Canadian oil and natural gas company

Harvest Operations Corp. is a Canadian oil and natural gas company based in Calgary, Alberta. Unlike many oil and gas trusts, which consist only of production fields, Harvest had both "upstream" (oil and gas wells) and "downstream" (refining and distilling) components. It operated as an open-ended investment trust in Canada, and was one of the equities known as "Canroys" – short for "Canadian royalty trusts." In 2009 the Korea National Oil Corporation made a buyout offer for Harvest, which was accepted, with shareholder approval. The trust was delisted from the Toronto Stock Exchange and the New York Stock Exchange in December 2009.
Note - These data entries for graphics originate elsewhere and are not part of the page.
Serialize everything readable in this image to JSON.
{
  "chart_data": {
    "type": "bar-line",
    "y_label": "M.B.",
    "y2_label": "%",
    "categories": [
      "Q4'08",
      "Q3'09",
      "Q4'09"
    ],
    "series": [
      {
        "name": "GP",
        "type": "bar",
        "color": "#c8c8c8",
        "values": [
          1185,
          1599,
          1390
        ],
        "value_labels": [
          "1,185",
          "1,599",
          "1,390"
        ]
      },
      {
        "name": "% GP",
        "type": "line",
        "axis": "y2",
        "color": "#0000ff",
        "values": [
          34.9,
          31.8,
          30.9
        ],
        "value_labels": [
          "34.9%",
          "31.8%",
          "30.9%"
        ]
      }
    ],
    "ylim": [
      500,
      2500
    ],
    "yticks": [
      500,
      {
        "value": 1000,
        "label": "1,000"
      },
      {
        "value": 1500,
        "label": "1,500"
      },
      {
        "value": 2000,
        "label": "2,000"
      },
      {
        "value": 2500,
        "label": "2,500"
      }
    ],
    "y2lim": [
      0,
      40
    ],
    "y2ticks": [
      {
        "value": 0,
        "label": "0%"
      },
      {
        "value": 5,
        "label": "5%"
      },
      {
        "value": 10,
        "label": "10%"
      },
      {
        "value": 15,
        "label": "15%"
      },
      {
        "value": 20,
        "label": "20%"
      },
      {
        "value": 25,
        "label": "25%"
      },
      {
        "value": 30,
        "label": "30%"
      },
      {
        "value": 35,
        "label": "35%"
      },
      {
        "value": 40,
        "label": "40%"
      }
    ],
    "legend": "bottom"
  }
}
The former Harvest Energy Trust's oil fields are mainly in Alberta, with two in Saskatchewan; it also has assets in northern British Columbia known as the Hay River Field. Oil sand deposits and all natural gas properties were in Alberta. As of the end of 2007, Harvest claimed a production of 61,000 BOE/d (barrels or equivalent per day), and a probable lifespan of existing assets of about ten years, before depletion. It claims a total original oil in place (OOIP) amount of 2 Goilbbl, and another 1 Goilbbl in oil sands. Future plans include drilling approximately 1,000 new oil and gas wells on about 880000 acre of land which has previously not been developed for oil and gas production.
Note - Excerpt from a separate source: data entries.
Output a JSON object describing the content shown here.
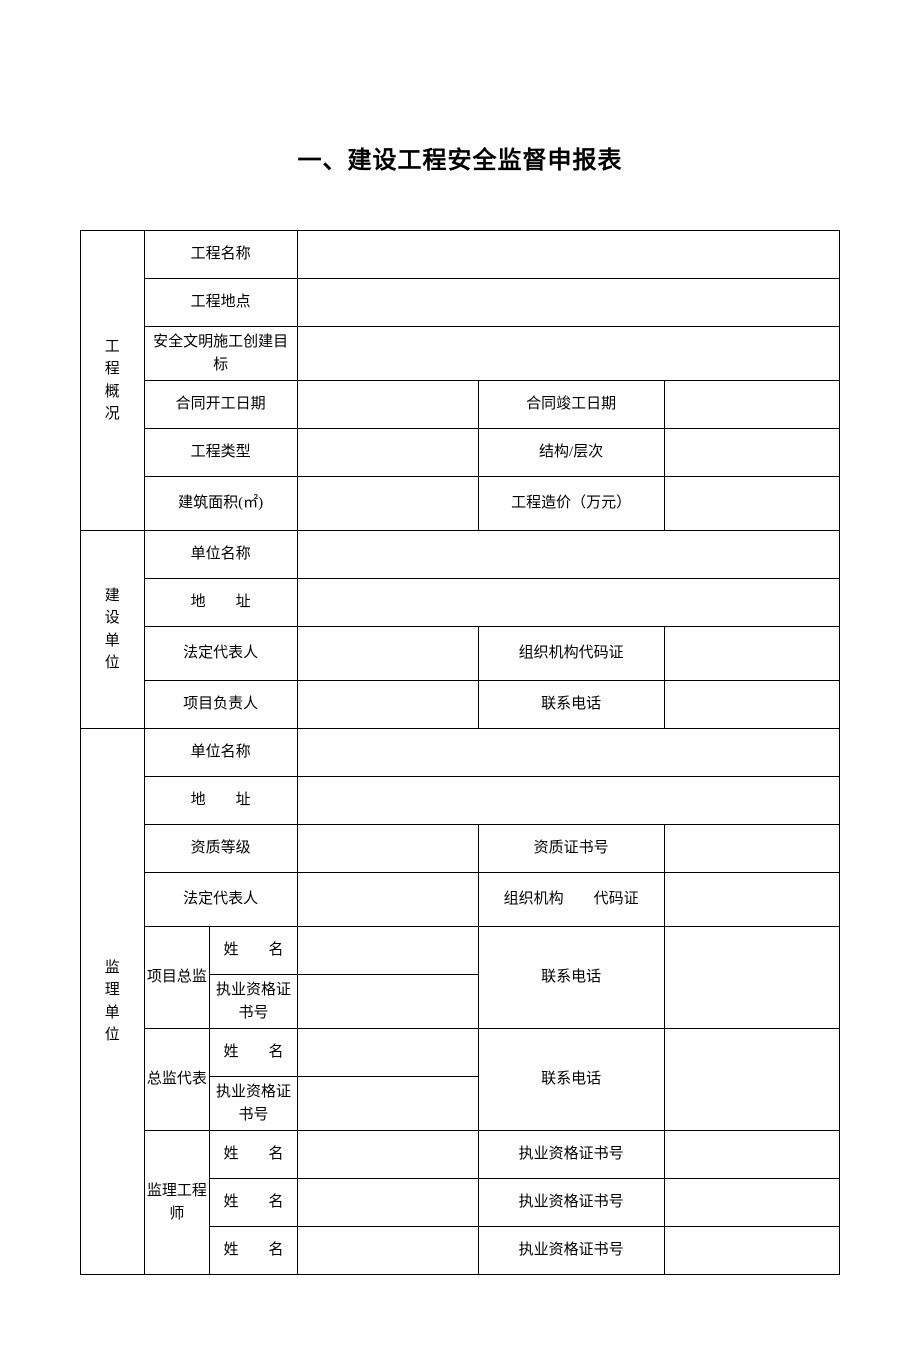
{
  "title": "一、建设工程安全监督申报表",
  "sections": {
    "project": {
      "header": "工\n程\n概\n况",
      "name_label": "工程名称",
      "location_label": "工程地点",
      "safety_target_label": "安全文明施工创建目标",
      "contract_start_label": "合同开工日期",
      "contract_end_label": "合同竣工日期",
      "type_label": "工程类型",
      "structure_label": "结构/层次",
      "area_label": "建筑面积(㎡)",
      "cost_label": "工程造价（万元）"
    },
    "construction": {
      "header": "建\n设\n单\n位",
      "unit_name_label": "单位名称",
      "address_label": "地　　址",
      "legal_rep_label": "法定代表人",
      "org_code_label": "组织机构代码证",
      "pm_label": "项目负责人",
      "phone_label": "联系电话"
    },
    "supervision": {
      "header": "监\n理\n单\n位",
      "unit_name_label": "单位名称",
      "address_label": "地　　址",
      "qual_level_label": "资质等级",
      "qual_cert_label": "资质证书号",
      "legal_rep_label": "法定代表人",
      "org_code_label": "组织机构　　代码证",
      "director_label": "项目总监",
      "deputy_label": "总监代表",
      "engineer_label": "监理工程师",
      "name_label": "姓　　名",
      "cert_num_label": "执业资格证书号",
      "phone_label": "联系电话"
    }
  }
}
Harvest Energy Trust was formed in July, 2002. In 2006 it purchased the 115000 oilbbl/d North Atlantic Refinery in Come By Chance, Newfoundland and Labrador from Vitol Refining Group, B.V., and in so doing became the first Canadian energy trust to own its own refinery. Harvest had 924 employees and a market capitalization of US$3.22 billion at the end of 2007. On 22 December 2009, Harvest closed its Plan of Arrangement with the Korea National Oil Corporation, which offered C$10.00 per unit through its Canadian subsidiary, KNOC Canada Ltd. Unitholders received cash payouts in late December, with non-Canadian holders receiving payouts based on the exchange rate as of the date of closing.
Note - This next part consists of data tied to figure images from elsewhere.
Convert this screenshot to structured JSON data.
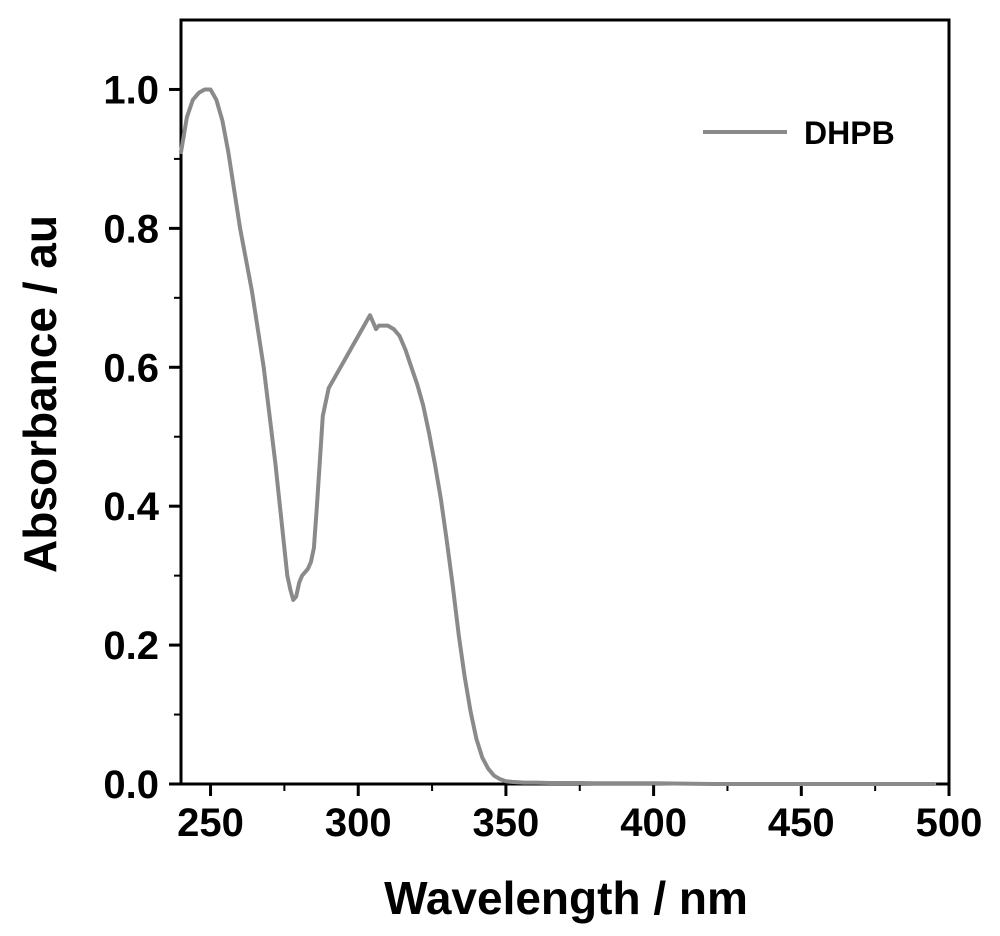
{
  "chart_data": {
    "type": "line",
    "title": "",
    "xlabel": "Wavelength / nm",
    "ylabel": "Absorbance / au",
    "xlim": [
      240,
      500
    ],
    "ylim": [
      0.0,
      1.1
    ],
    "x_ticks": [
      250,
      300,
      350,
      400,
      450,
      500
    ],
    "x_tick_labels": [
      "250",
      "300",
      "350",
      "400",
      "450",
      "500"
    ],
    "y_ticks": [
      0.0,
      0.2,
      0.4,
      0.6,
      0.8,
      1.0
    ],
    "y_tick_labels": [
      "0.0",
      "0.2",
      "0.4",
      "0.6",
      "0.8",
      "1.0"
    ],
    "grid": false,
    "legend_position": "top-right",
    "series": [
      {
        "name": "DHPB",
        "color": "#8a8a8a",
        "x": [
          240,
          242,
          244,
          246,
          248,
          250,
          252,
          254,
          256,
          258,
          260,
          262,
          264,
          266,
          268,
          270,
          272,
          274,
          276,
          277,
          278,
          279,
          280,
          281,
          282,
          283,
          284,
          285,
          286,
          288,
          290,
          292,
          294,
          296,
          298,
          300,
          302,
          304,
          305,
          306,
          307,
          308,
          310,
          312,
          314,
          316,
          318,
          320,
          322,
          324,
          326,
          328,
          330,
          332,
          334,
          336,
          338,
          340,
          342,
          344,
          346,
          348,
          350,
          352,
          354,
          356,
          358,
          360,
          365,
          370,
          375,
          380,
          390,
          400,
          420,
          440,
          460,
          480,
          495
        ],
        "y": [
          0.91,
          0.96,
          0.985,
          0.995,
          1.0,
          1.0,
          0.985,
          0.955,
          0.91,
          0.855,
          0.8,
          0.755,
          0.71,
          0.655,
          0.6,
          0.53,
          0.46,
          0.38,
          0.3,
          0.28,
          0.265,
          0.27,
          0.29,
          0.3,
          0.305,
          0.31,
          0.32,
          0.34,
          0.4,
          0.53,
          0.57,
          0.585,
          0.6,
          0.615,
          0.63,
          0.645,
          0.66,
          0.675,
          0.665,
          0.655,
          0.66,
          0.66,
          0.66,
          0.655,
          0.645,
          0.625,
          0.6,
          0.575,
          0.545,
          0.505,
          0.46,
          0.41,
          0.35,
          0.285,
          0.215,
          0.155,
          0.105,
          0.065,
          0.038,
          0.022,
          0.012,
          0.007,
          0.004,
          0.003,
          0.0025,
          0.002,
          0.002,
          0.002,
          0.0015,
          0.0015,
          0.0015,
          0.001,
          0.001,
          0.001,
          0.0,
          0.0,
          0.0,
          0.0,
          0.0
        ]
      }
    ]
  }
}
The Harvest Energy Trust paid a high dividend, for example yielding an annual rate of 16.0% in early 2008; it also paid out monthly, a relative rarity for equities listed on the New York Stock Exchange. Its dividend payments were not taxed at the regular dividend rate, but rather at a 15% "Qualified Dividends" rate; this is an additional tax advantage in the United States, and applies to many royalty trusts.